Justin Smith Morrill (R-VT) agreed. “The weight [of] taxation must be distributed equally,” he said, “Not upon each man an equal amount, but a tax proportionate to his ability to pay.” The government had a right to “demand” 99 percent of a man’s property for an urgent necessity, Morrill said. When the public required it, “the property of the people…belongs to the Government.”

Far from objecting to taxes, Americans asked their congressmen to raise them, out of concern about the growing national debt. In 1864, Senator John P. Hale (R-NH) said: “The condition of the country is singular…I venture to say it is an anomaly in the history of the world. What do the people of the United States ask of this Congress? To take off taxes? No, sir, they ask you to put them on. The universal cry of this people is to be taxed.”

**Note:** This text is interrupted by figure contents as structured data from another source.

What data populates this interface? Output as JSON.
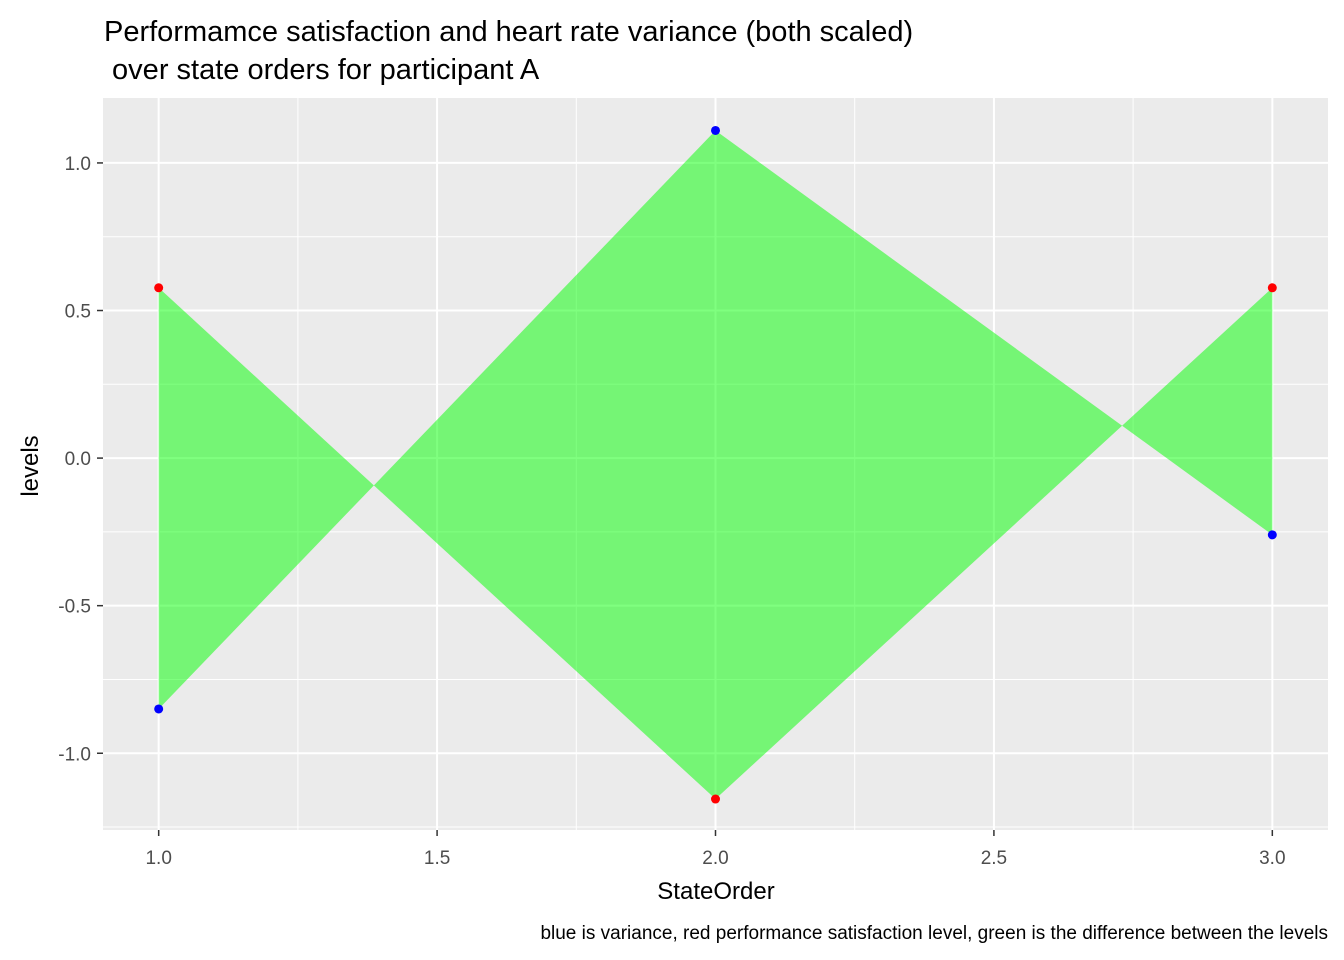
{
  "chart_data": {
    "type": "area",
    "title_line1": "Performamce satisfaction and heart rate variance (both scaled)",
    "title_line2": " over state orders for participant A",
    "xlabel": "StateOrder",
    "ylabel": "levels",
    "caption": "blue is variance, red performance satisfaction level, green is the difference between the levels",
    "x": [
      1.0,
      2.0,
      3.0
    ],
    "series": [
      {
        "key": "variance",
        "color": "#0000ff",
        "values": [
          -0.85,
          1.11,
          -0.26
        ]
      },
      {
        "key": "satisfaction",
        "color": "#ff0000",
        "values": [
          0.577,
          -1.155,
          0.577
        ]
      }
    ],
    "fill_color": "#00ff00",
    "fill_opacity": 0.5,
    "xlim": [
      0.9,
      3.1
    ],
    "ylim": [
      -1.26,
      1.22
    ],
    "x_ticks": [
      "1.0",
      "1.5",
      "2.0",
      "2.5",
      "3.0"
    ],
    "y_ticks": [
      "-1.0",
      "-0.5",
      "0.0",
      "0.5",
      "1.0"
    ],
    "panel_background": "#ebebeb",
    "grid": true
  }
}
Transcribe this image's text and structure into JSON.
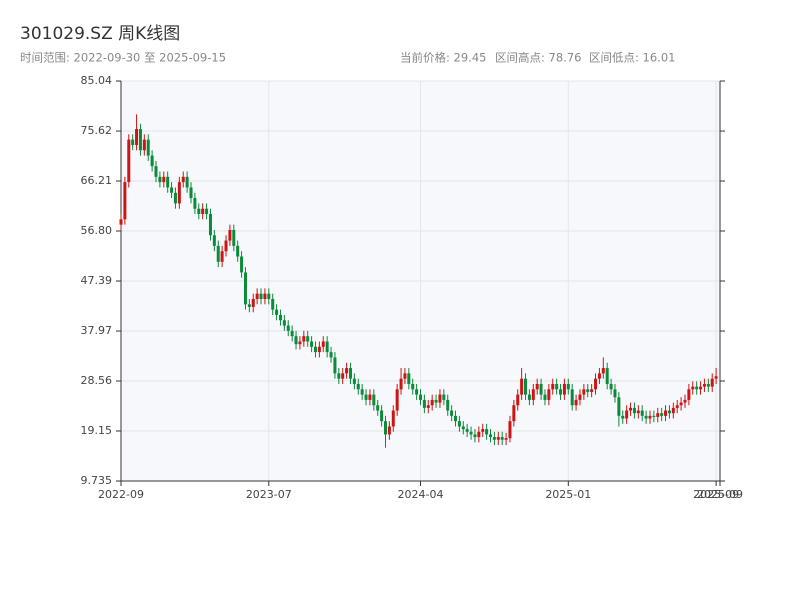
{
  "chart_data": {
    "type": "candlestick",
    "title": "301029.SZ 周K线图",
    "subtitle": "时间范围: 2022-09-30 至 2025-09-15",
    "annotations": [
      "当前价格: 29.45",
      "区间高点: 78.76",
      "区间低点: 16.01"
    ],
    "up_color": "#cc1414",
    "down_color": "#0a8a3a",
    "open": [
      58,
      59,
      66,
      74,
      73,
      76,
      72,
      74,
      71,
      69,
      67,
      66,
      67,
      65,
      64,
      62,
      66,
      67,
      65,
      63,
      61,
      60,
      61,
      60,
      56,
      54,
      51,
      53,
      55,
      57,
      54,
      52,
      49,
      43,
      42.5,
      44,
      45,
      44,
      45,
      44,
      42,
      41,
      40,
      39,
      38,
      37,
      35.5,
      36,
      37,
      36,
      35,
      34,
      35,
      36,
      34,
      33,
      30,
      29,
      30,
      31,
      29,
      28,
      27,
      26,
      25,
      26,
      24,
      23,
      21,
      18.5,
      20,
      23,
      27,
      29,
      30,
      28,
      27,
      26,
      25,
      23.5,
      24,
      25,
      24.5,
      26,
      25,
      23,
      22,
      21,
      20,
      19.5,
      19,
      18.5,
      18,
      19,
      19.5,
      18.5,
      18,
      17.5,
      18,
      17.5,
      17.8,
      21,
      24,
      26,
      29,
      26,
      25,
      27,
      28,
      26,
      25,
      27,
      28,
      27,
      26,
      28,
      27,
      24,
      25,
      26,
      27,
      26.5,
      27,
      29,
      30,
      31,
      28,
      27,
      25.5,
      22,
      21.5,
      23,
      23.5,
      22.5,
      23,
      22,
      21.5,
      22,
      21.8,
      22.5,
      22,
      23,
      22.5,
      23.5,
      24,
      24.5,
      25,
      27,
      27.5,
      27,
      27.5,
      28,
      27.5,
      29
    ],
    "high": [
      60,
      67,
      75,
      75,
      78.76,
      77,
      75,
      75,
      72,
      70,
      68,
      68,
      68,
      66,
      65,
      67,
      68,
      68,
      66,
      64,
      62,
      62,
      62,
      61,
      57,
      55,
      54,
      56,
      58,
      58,
      55,
      53,
      50,
      44,
      45,
      46,
      46,
      46,
      46,
      45,
      43,
      42,
      41,
      40,
      39,
      38,
      37,
      38,
      38,
      37,
      36,
      36,
      37,
      37,
      35,
      34,
      31,
      31,
      32,
      32,
      30,
      29,
      28,
      27,
      27,
      27,
      25,
      24,
      22,
      21,
      24,
      28,
      31,
      31,
      31,
      29,
      28,
      27,
      26,
      25,
      26,
      26,
      27,
      27,
      26,
      24,
      23,
      22,
      21,
      20.5,
      20,
      19.5,
      20,
      20.5,
      20.5,
      19.5,
      19,
      19,
      19,
      18.8,
      22,
      25,
      27,
      31,
      30,
      27,
      28,
      29,
      29,
      27,
      28,
      29,
      29,
      28,
      29,
      29,
      28,
      26,
      27,
      28,
      28,
      28,
      30,
      31,
      33,
      32,
      29,
      28,
      26.5,
      23,
      24,
      24.5,
      24.5,
      24,
      24,
      23,
      23,
      23,
      23.5,
      23.5,
      24,
      24,
      24.5,
      25,
      25.5,
      26,
      28,
      28.5,
      28.5,
      28.5,
      29,
      29,
      30,
      31
    ],
    "low": [
      57,
      58,
      65,
      72,
      72,
      71,
      71,
      70,
      68,
      66,
      65,
      65,
      64,
      63,
      61,
      61,
      65,
      64,
      62,
      60,
      59,
      59,
      59,
      55,
      53,
      50,
      50,
      52,
      54,
      53,
      51,
      48,
      42,
      41.5,
      41.5,
      43,
      43,
      43,
      43,
      41,
      40,
      39,
      38,
      37,
      36,
      34.5,
      34.5,
      35,
      35,
      34,
      33,
      33,
      34,
      33,
      32,
      29,
      28,
      28,
      29,
      28,
      27,
      26,
      25,
      24,
      24,
      23,
      22,
      20,
      16.01,
      17.5,
      19,
      22,
      26,
      28,
      27,
      26,
      25,
      24,
      22.5,
      22.5,
      23,
      23.5,
      23.5,
      24,
      22,
      21,
      20,
      19,
      18.5,
      18,
      17.5,
      17,
      17,
      18,
      17.5,
      17,
      16.5,
      16.5,
      16.5,
      16.5,
      17,
      20,
      23,
      25,
      25,
      24,
      24,
      26,
      25,
      24,
      24,
      26,
      26,
      25,
      25,
      26,
      23,
      23,
      24,
      25,
      25.5,
      25.5,
      26,
      28,
      29,
      27,
      26,
      24.5,
      20,
      20.5,
      20.5,
      22,
      21.5,
      21.5,
      21,
      20.5,
      20.5,
      20.8,
      20.8,
      21,
      21,
      21.5,
      21.5,
      22.5,
      23,
      23.5,
      24,
      26,
      26,
      26,
      26.5,
      26.5,
      26.5,
      28
    ],
    "close": [
      59,
      66,
      74,
      73,
      76,
      72,
      74,
      71,
      69,
      67,
      66,
      67,
      65,
      64,
      62,
      66,
      67,
      65,
      63,
      61,
      60,
      61,
      60,
      56,
      54,
      51,
      53,
      55,
      57,
      54,
      52,
      49,
      43,
      42.5,
      44,
      45,
      44,
      45,
      44,
      42,
      41,
      40,
      39,
      38,
      37,
      35.5,
      36,
      37,
      36,
      35,
      34,
      35,
      36,
      34,
      33,
      30,
      29,
      30,
      31,
      29,
      28,
      27,
      26,
      25,
      26,
      24,
      23,
      21,
      18.5,
      20,
      23,
      27,
      29,
      30,
      28,
      27,
      26,
      25,
      23.5,
      24,
      25,
      24.5,
      26,
      25,
      23,
      22,
      21,
      20,
      19.5,
      19,
      18.5,
      18,
      19,
      19.5,
      18.5,
      18,
      17.5,
      18,
      17.5,
      17.8,
      21,
      24,
      26,
      29,
      26,
      25,
      27,
      28,
      26,
      25,
      27,
      28,
      27,
      26,
      28,
      27,
      24,
      25,
      26,
      27,
      26.5,
      27,
      29,
      30,
      31,
      28,
      27,
      25.5,
      22,
      21.5,
      23,
      23.5,
      22.5,
      23,
      22,
      21.5,
      22,
      21.8,
      22.5,
      22,
      23,
      22.5,
      23.5,
      24,
      24.5,
      25,
      27,
      27.5,
      27,
      27.5,
      28,
      27.5,
      29,
      29.45
    ],
    "xlim": [
      0,
      154
    ],
    "xticks": [
      {
        "value": 0,
        "label": "2022-09"
      },
      {
        "value": 38,
        "label": "2023-07"
      },
      {
        "value": 77,
        "label": "2024-04"
      },
      {
        "value": 115,
        "label": "2025-01"
      },
      {
        "value": 153,
        "label": "2025-09"
      },
      {
        "value": 154,
        "label": "2025-09"
      }
    ],
    "ylim": [
      9.735,
      85.04
    ],
    "yticks": [
      9.735,
      19.15,
      28.56,
      37.97,
      47.39,
      {
        "value": 56.8,
        "label": "56.80"
      },
      66.21,
      75.62,
      85.04
    ],
    "grid": true
  }
}
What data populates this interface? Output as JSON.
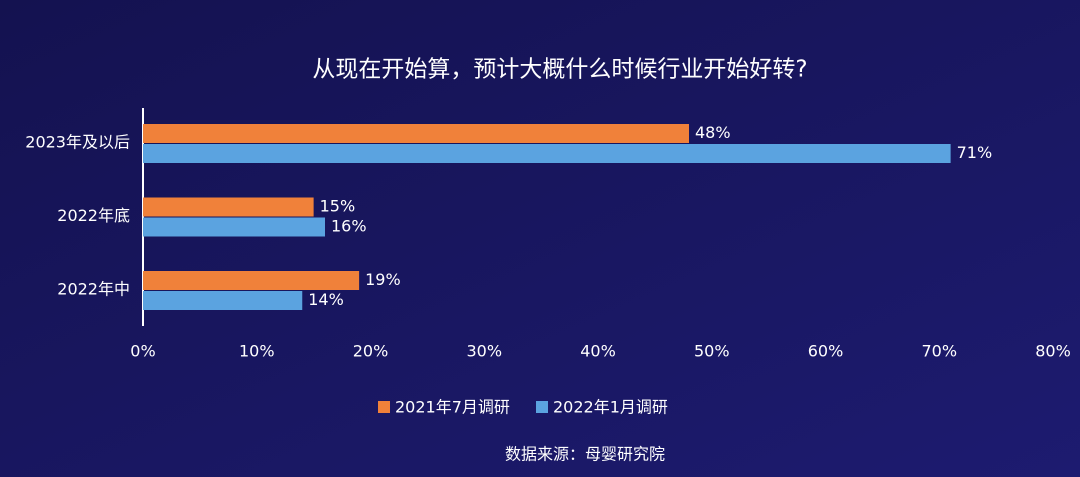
{
  "chart_data": {
    "type": "bar",
    "orientation": "horizontal",
    "title": "从现在开始算，预计大概什么时候行业开始好转?",
    "categories": [
      "2023年及以后",
      "2022年底",
      "2022年中"
    ],
    "series": [
      {
        "name": "2021年7月调研",
        "color": "#f0813a",
        "values": [
          48,
          15,
          19
        ],
        "value_labels": [
          "48%",
          "15%",
          "19%"
        ]
      },
      {
        "name": "2022年1月调研",
        "color": "#5ba3e0",
        "values": [
          71,
          16,
          14
        ],
        "value_labels": [
          "71%",
          "16%",
          "14%"
        ]
      }
    ],
    "xlim": [
      0,
      80
    ],
    "xticks": [
      {
        "value": 0,
        "label": "0%"
      },
      {
        "value": 10,
        "label": "10%"
      },
      {
        "value": 20,
        "label": "20%"
      },
      {
        "value": 30,
        "label": "30%"
      },
      {
        "value": 40,
        "label": "40%"
      },
      {
        "value": 50,
        "label": "50%"
      },
      {
        "value": 60,
        "label": "60%"
      },
      {
        "value": 70,
        "label": "70%"
      },
      {
        "value": 80,
        "label": "80%"
      }
    ],
    "source": "数据来源：母婴研究院",
    "legend": "bottom"
  }
}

Those taxes helped to pay for the war and, after it, to repay the debt. And in 1866, when Confederate-sympathizing Democrats tried to undermine support for the government by changing the terms of that debt to make it less valuable, Republicans wrote into the Constitution that “the validity of the public debt of the United States, authorized by law, including debts incurred for payment of pensions and bounties for services in suppressing insurrection or rebellion, shall not be questioned.”

hcr
0 Replies
 
izzythepush
 
  3  
Reply Wed 24 May, 2023 05:39 am
Has Brandon declared victory yet?

He usually does when nobody is able to produce the only piece of evidence that would convince him, which is more elusive than the Philosopher's Stone.
0 Replies
 
bobsal u1553115
 
  3  
Reply Wed 24 May, 2023 12:57 pm
@Brandon9000,
And what expertise do you possess over how many people are needed by the IRS?